Tech

Lyft CEO Says, ‘We’re the Best Uber’

Three years ago, The Lyft was slow. The perpetual also-ran to Uber was in danger of being driven off the road entirely. The founders were in charge, and in March 2023, they hired former Microsoft and Amazon executive David Risher to turn things around. The new CEO expanded its service to other countries, made deals with Waymo and Nvidia, reduced ride cancellations, and paid drivers more. Just this week, Lyft announced that customers in New York will also see taxis among their options. The company now reports a profit—but it’s still in second place in ride-sharing, and its stock has fallen this year. I recently spoke with Risher about Lyft’s prospects, his jaundiced view of Uber, and his plans to manage autonomous vehicles for tech companies or citizens.

STEVEN LEVY: Where are you in your transformational career?

DAVID RISHER: When I came in, we were losing share—Lyft had 26 or 27 percent versus the other guy. We were losing money, $300 million a year. Things were not going well. I went to the Jeff Bezos school, so when I came in, all I focused on was customer service. We spent quarter after quarter adjusting our cost situation, to lower prices. We have raised the prices of the drivers, because if the drivers are not paid enough, they tend to get frustrated and do not provide good service, and then they get off the platform. We started inventing again. So today, we have an advantage.
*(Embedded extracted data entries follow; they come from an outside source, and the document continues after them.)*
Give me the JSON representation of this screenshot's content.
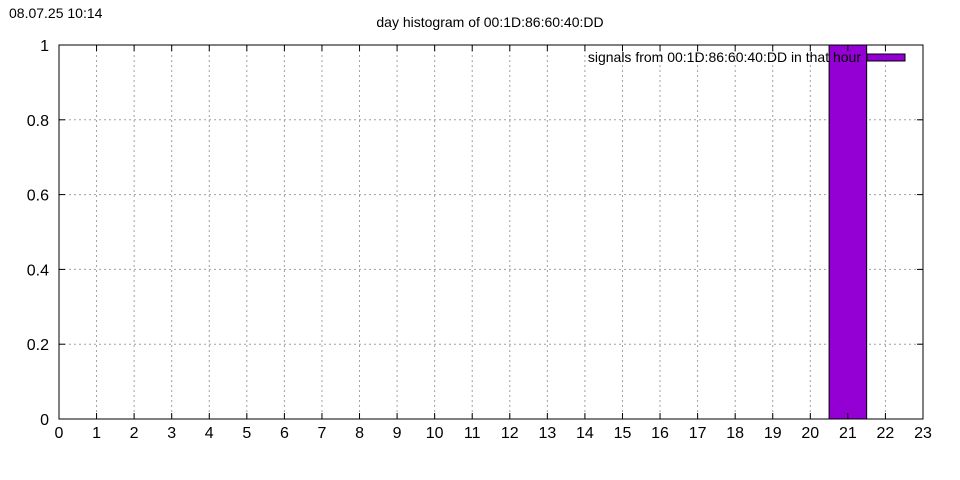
{
  "timestamp": "08.07.25 10:14",
  "chart_data": {
    "type": "bar",
    "title": "day histogram of 00:1D:86:60:40:DD",
    "xlabel": "",
    "ylabel": "",
    "xlim": [
      0,
      23
    ],
    "ylim": [
      0,
      1
    ],
    "x_ticks": [
      "0",
      "1",
      "2",
      "3",
      "4",
      "5",
      "6",
      "7",
      "8",
      "9",
      "10",
      "11",
      "12",
      "13",
      "14",
      "15",
      "16",
      "17",
      "18",
      "19",
      "20",
      "21",
      "22",
      "23"
    ],
    "y_ticks": [
      "0",
      "0.2",
      "0.4",
      "0.6",
      "0.8",
      "1"
    ],
    "grid": true,
    "legend_position": "top-right",
    "series": [
      {
        "name": "signals from 00:1D:86:60:40:DD in that hour",
        "color": "#9400d3",
        "x": [
          21
        ],
        "values": [
          1
        ]
      }
    ]
  }
}
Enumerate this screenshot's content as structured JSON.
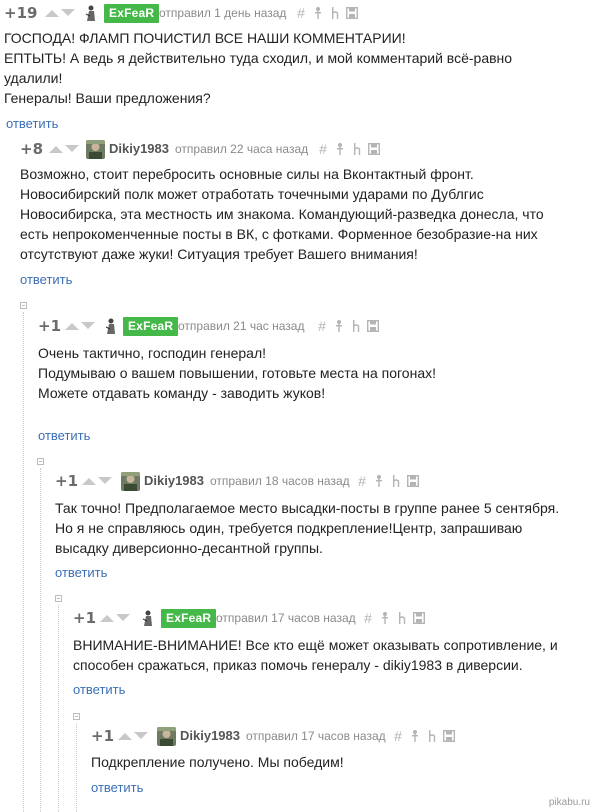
{
  "icon_names": [
    "arrow-up-icon",
    "arrow-down-icon",
    "hash-icon",
    "pin-icon",
    "tree-icon",
    "save-icon"
  ],
  "colors": {
    "badge": "#44b94a",
    "reply_link": "#3a6fb6",
    "rating": "#6b6b6b",
    "meta": "#8a8a8a"
  },
  "comments": [
    {
      "rating": "+19",
      "user": "ExFeaR",
      "meta": "отправил 1 день назад",
      "lines": [
        "ГОСПОДА! ФЛАМП ПОЧИСТИЛ ВСЕ НАШИ КОММЕНТАРИИ!",
        "ЕПТЫТЬ! А ведь я действительно туда сходил, и мой комментарий всё-равно",
        "удалили!",
        "Генералы! Ваши предложения?"
      ],
      "reply": "ответить"
    },
    {
      "rating": "+8",
      "user": "Dikiy1983",
      "meta": "отправил 22 часа назад",
      "lines": [
        "Возможно, стоит перебросить основные силы на Вконтактный фронт.",
        "Новосибирский полк может отработать точечными ударами по Дублгис",
        "Новосибирска, эта местность им знакома. Командующий-разведка донесла, что",
        "есть непрокоменченные посты в ВК, с фотками. Форменное безобразие-на них",
        "отсутствуют даже жуки! Ситуация требует Вашего внимания!"
      ],
      "reply": "ответить"
    },
    {
      "rating": "+1",
      "user": "ExFeaR",
      "meta": "отправил 21 час назад",
      "lines": [
        "Очень тактично, господин генерал!",
        "Подумываю о вашем повышении, готовьте места на погонах!",
        "Можете отдавать команду - заводить жуков!"
      ],
      "reply": "ответить"
    },
    {
      "rating": "+1",
      "user": "Dikiy1983",
      "meta": "отправил 18 часов назад",
      "lines": [
        "Так точно! Предполагаемое место высадки-посты в группе ранее 5 сентября.",
        "Но я не справляюсь один, требуется подкрепление!Центр, запрашиваю",
        "высадку диверсионно-десантной группы."
      ],
      "reply": "ответить"
    },
    {
      "rating": "+1",
      "user": "ExFeaR",
      "meta": "отправил 17 часов назад",
      "lines": [
        "ВНИМАНИЕ-ВНИМАНИЕ! Все кто ещё может оказывать сопротивление, и",
        "способен сражаться, приказ помочь генералу - dikiy1983 в диверсии."
      ],
      "reply": "ответить"
    },
    {
      "rating": "+1",
      "user": "Dikiy1983",
      "meta": "отправил 17 часов назад",
      "lines": [
        "Подкрепление получено. Мы победим!"
      ],
      "reply": "ответить"
    }
  ],
  "watermark": "pikabu.ru"
}
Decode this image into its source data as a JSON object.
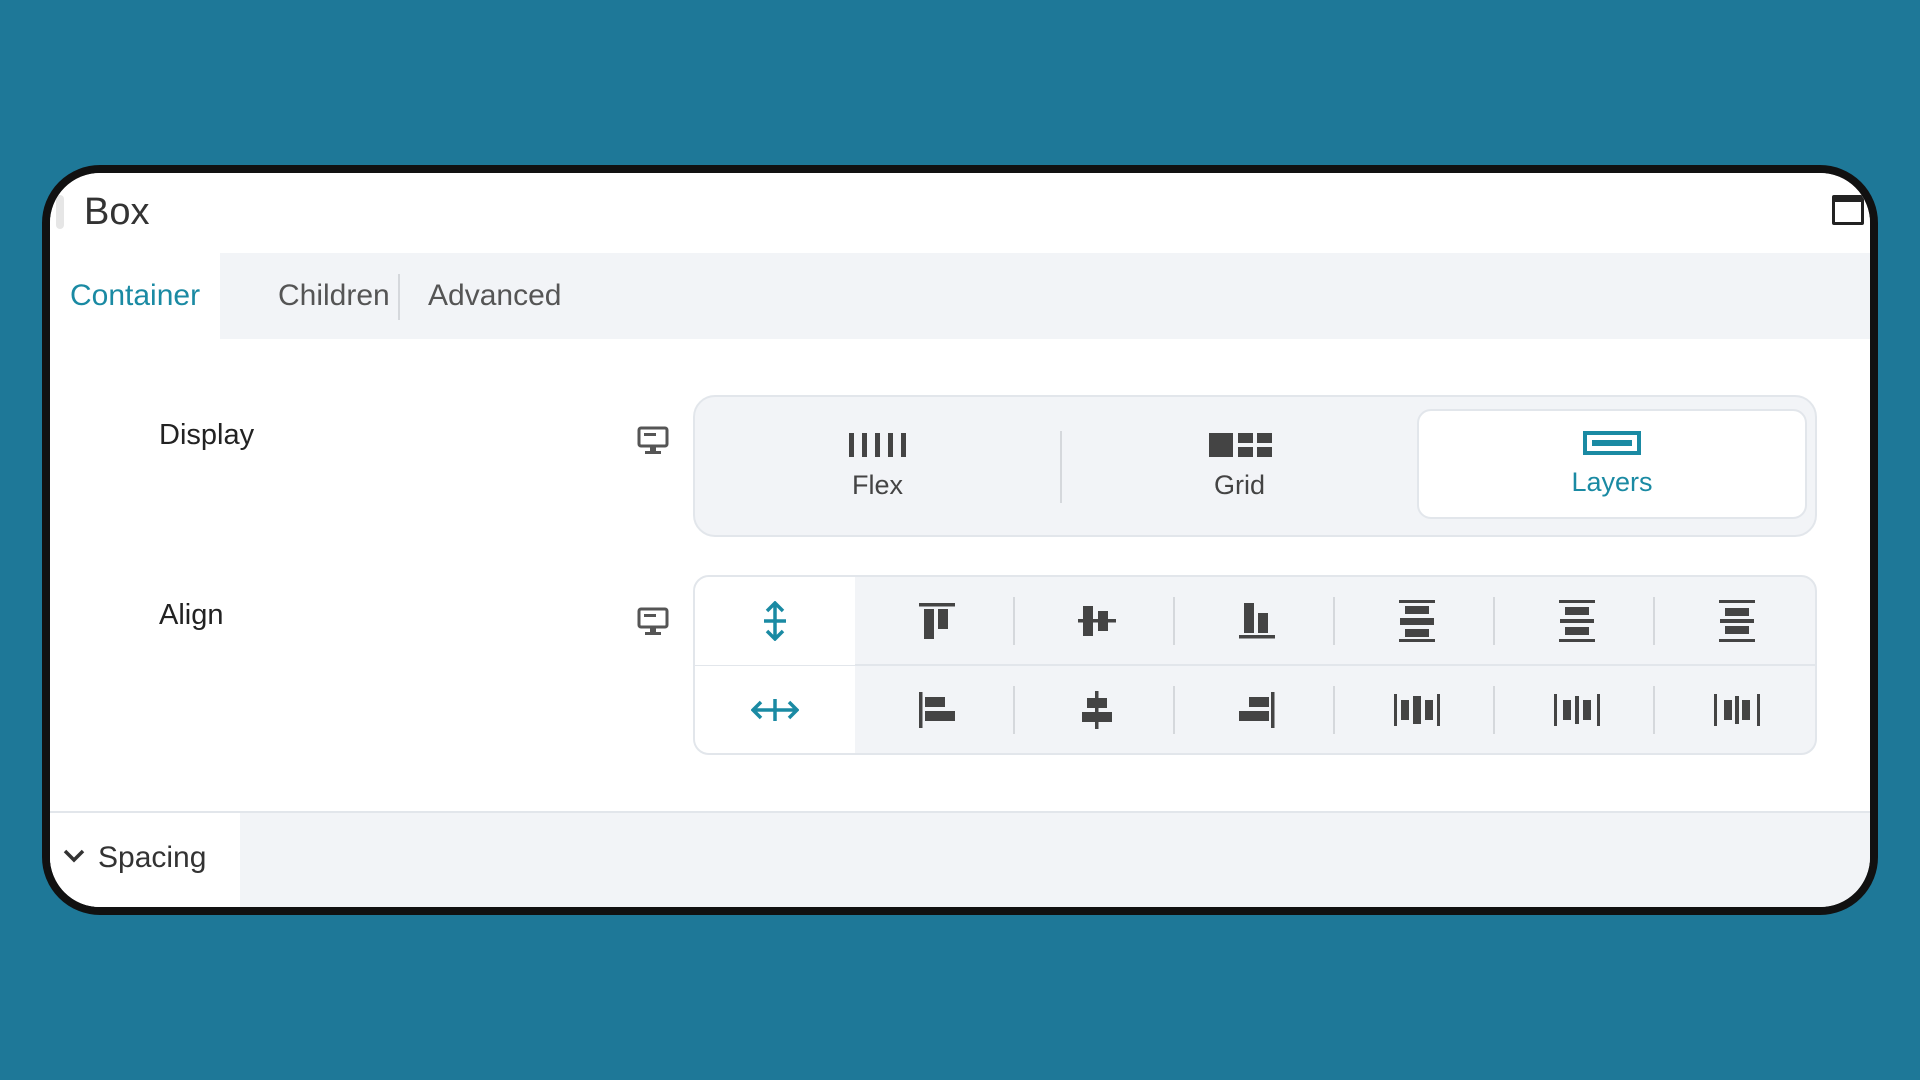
{
  "panel": {
    "title": "Box",
    "title_icon_right": "maximize-icon"
  },
  "tabs": [
    {
      "label": "Container",
      "active": true
    },
    {
      "label": "Children",
      "active": false
    },
    {
      "label": "Advanced",
      "active": false
    }
  ],
  "display": {
    "label": "Display",
    "device_icon": "desktop-icon",
    "options": [
      {
        "label": "Flex",
        "icon": "flex-columns-icon",
        "active": false
      },
      {
        "label": "Grid",
        "icon": "grid-icon",
        "active": false
      },
      {
        "label": "Layers",
        "icon": "layers-icon",
        "active": true
      }
    ]
  },
  "align": {
    "label": "Align",
    "device_icon": "desktop-icon",
    "vertical_row": [
      {
        "icon": "align-vertical-toggle-icon",
        "active": true
      },
      {
        "icon": "align-top-icon"
      },
      {
        "icon": "align-middle-icon"
      },
      {
        "icon": "align-bottom-icon"
      },
      {
        "icon": "space-between-vertical-icon"
      },
      {
        "icon": "space-around-vertical-icon"
      },
      {
        "icon": "space-evenly-vertical-icon"
      }
    ],
    "horizontal_row": [
      {
        "icon": "align-horizontal-toggle-icon",
        "active": true
      },
      {
        "icon": "align-left-icon"
      },
      {
        "icon": "align-center-icon"
      },
      {
        "icon": "align-right-icon"
      },
      {
        "icon": "space-between-horizontal-icon"
      },
      {
        "icon": "space-around-horizontal-icon"
      },
      {
        "icon": "space-evenly-horizontal-icon"
      }
    ]
  },
  "spacing": {
    "label": "Spacing",
    "expanded": false
  },
  "colors": {
    "accent": "#1a8aa3",
    "background": "#1e7898",
    "icon": "#444444"
  }
}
We have the highest level of driver satisfaction we’ve ever had, and our passengers keep coming back. And our share has now reached about 31 points.

However your stock is low.

Our analysts and investors like the fact that we are growing quarter after quarter, but they also see uncertainty in the industry.

Thirty-one percent is a distant second. I saw an article the other day, “Is OpenAI On Its Way To Be Lyft?” The story wasn’t even about sharing a ride! What will it take to never see that article again?

That may be a false premise. We do a billion rides a year in North America. Some guys maybe do two. [Uber doesn’t break out numbers geographically but reports around 14 billion rides a year globally.] That’s 3 billion rides between the two of us. But people take 160 billion rides in their private cars every year. So there is a huge market to grow into.

The reason we have gained share over the last few years is because our service is so much better. On average we will take it faster than those guys will. We have reduced driver cancellations. The next category is what we call “Save Money, Check Lyft,” which is based on the basic premise that if you’re a rider and you’re only checking out the other guy, you’re leaving money on the table. If people were checking all the time, we would have more than a 50 percent share. I promise you.

Yesterday my son was on the train, and he needed a ride to the station a few stops down. Uber was $70 and Lyft was $130.

We try to beat them more than we lose, but we have different algorithms, different data. We, religiously, check deeply to make sure that is true.

I often hear from drivers — for both Uber and Lyft — that the companies are taking a big cut. Is that appeal valid?

The short answer is no. Of course in the early days of this industry, there was a lot of sponsorship for drivers, and there are still drivers who remember that or have friends who remember those days. We will never, ever, ever take more than 30 percent after the insurance is issued.